15. ¡Cuántas veces el Señor, tu Hijo, dijo lo mismo a sus discípulos: no temáis! En la noche del Gólgota, oíste una vez más estas palabras en tu corazón. A sus discípulos, antes de la hora de la traición, Él les dijo: “Tened valor: Yo he vencido al mundo” (Jn 16,33). “No tiemble vuestro corazón ni se acobarde” (Jn 14,27). “No temas, María”. En la hora de Nazaret el ángel también te dijo: “Su reino no tendrá fin” (Lc 1,33). ¿Acaso había terminado antes de empezar? No, junto a la cruz, según las palabras de Jesús mismo, te convertiste en madre de los creyentes.

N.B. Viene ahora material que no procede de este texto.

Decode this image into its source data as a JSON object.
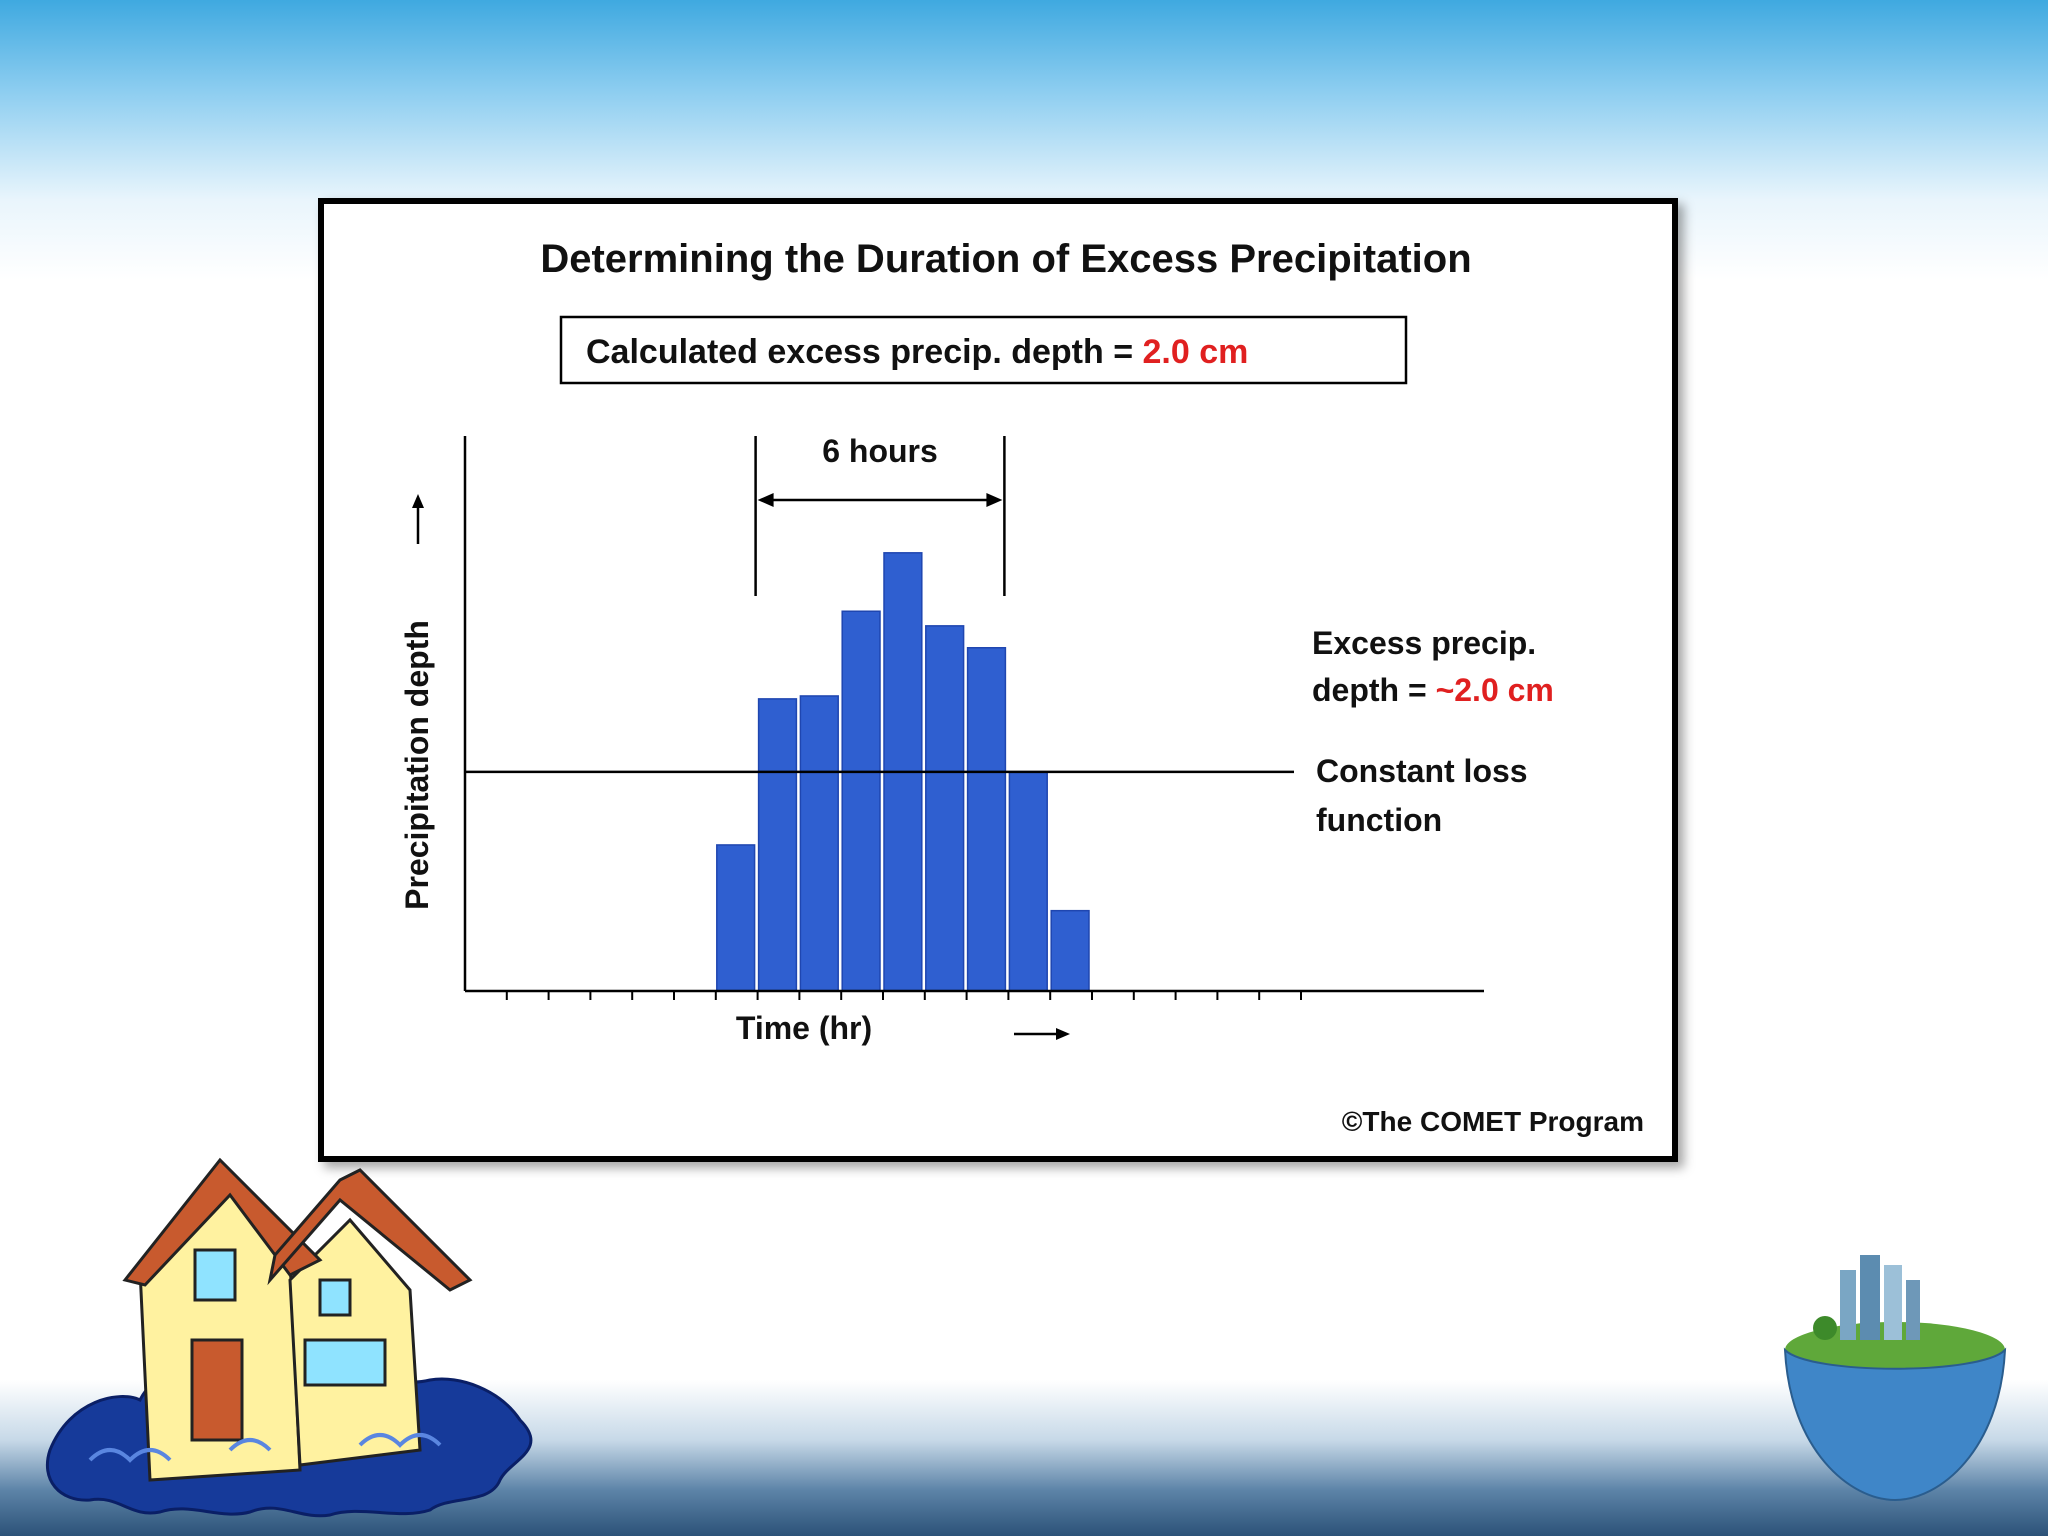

Con esta fe, que en la oscuridad del Sábado Santo fue también certeza de la esperanza, te has ido a encontrar con la mañana de Pascua. La alegría de la resurrección ha conmovido tu corazón y te ha unido de modo nuevo a los discípulos, destinados a convertirse en familia de Jesús mediante la fe. Así, estuviste en la comunidad de los creyentes que en los días después de la Ascensión oraban unánimes en espera del don del Espíritu Santo (cf. Hch 1,14), que recibieron el día de Pentecostés.

El “reino” de Jesús era distinto de como lo habían podido imaginar los hombres. Este “reino” comenzó en aquella hora y ya nunca tendría fin. Por eso tú permaneces con los discípulos como madre suya, como Madre de la esperanza. Santa María, Madre de Dios, Madre nuestra, enséñanos a creer, esperar y amar contigo. Indícanos el camino hacia su reino. Estrella del mar, brilla sobre nosotros y guíanos en nuestro camino”.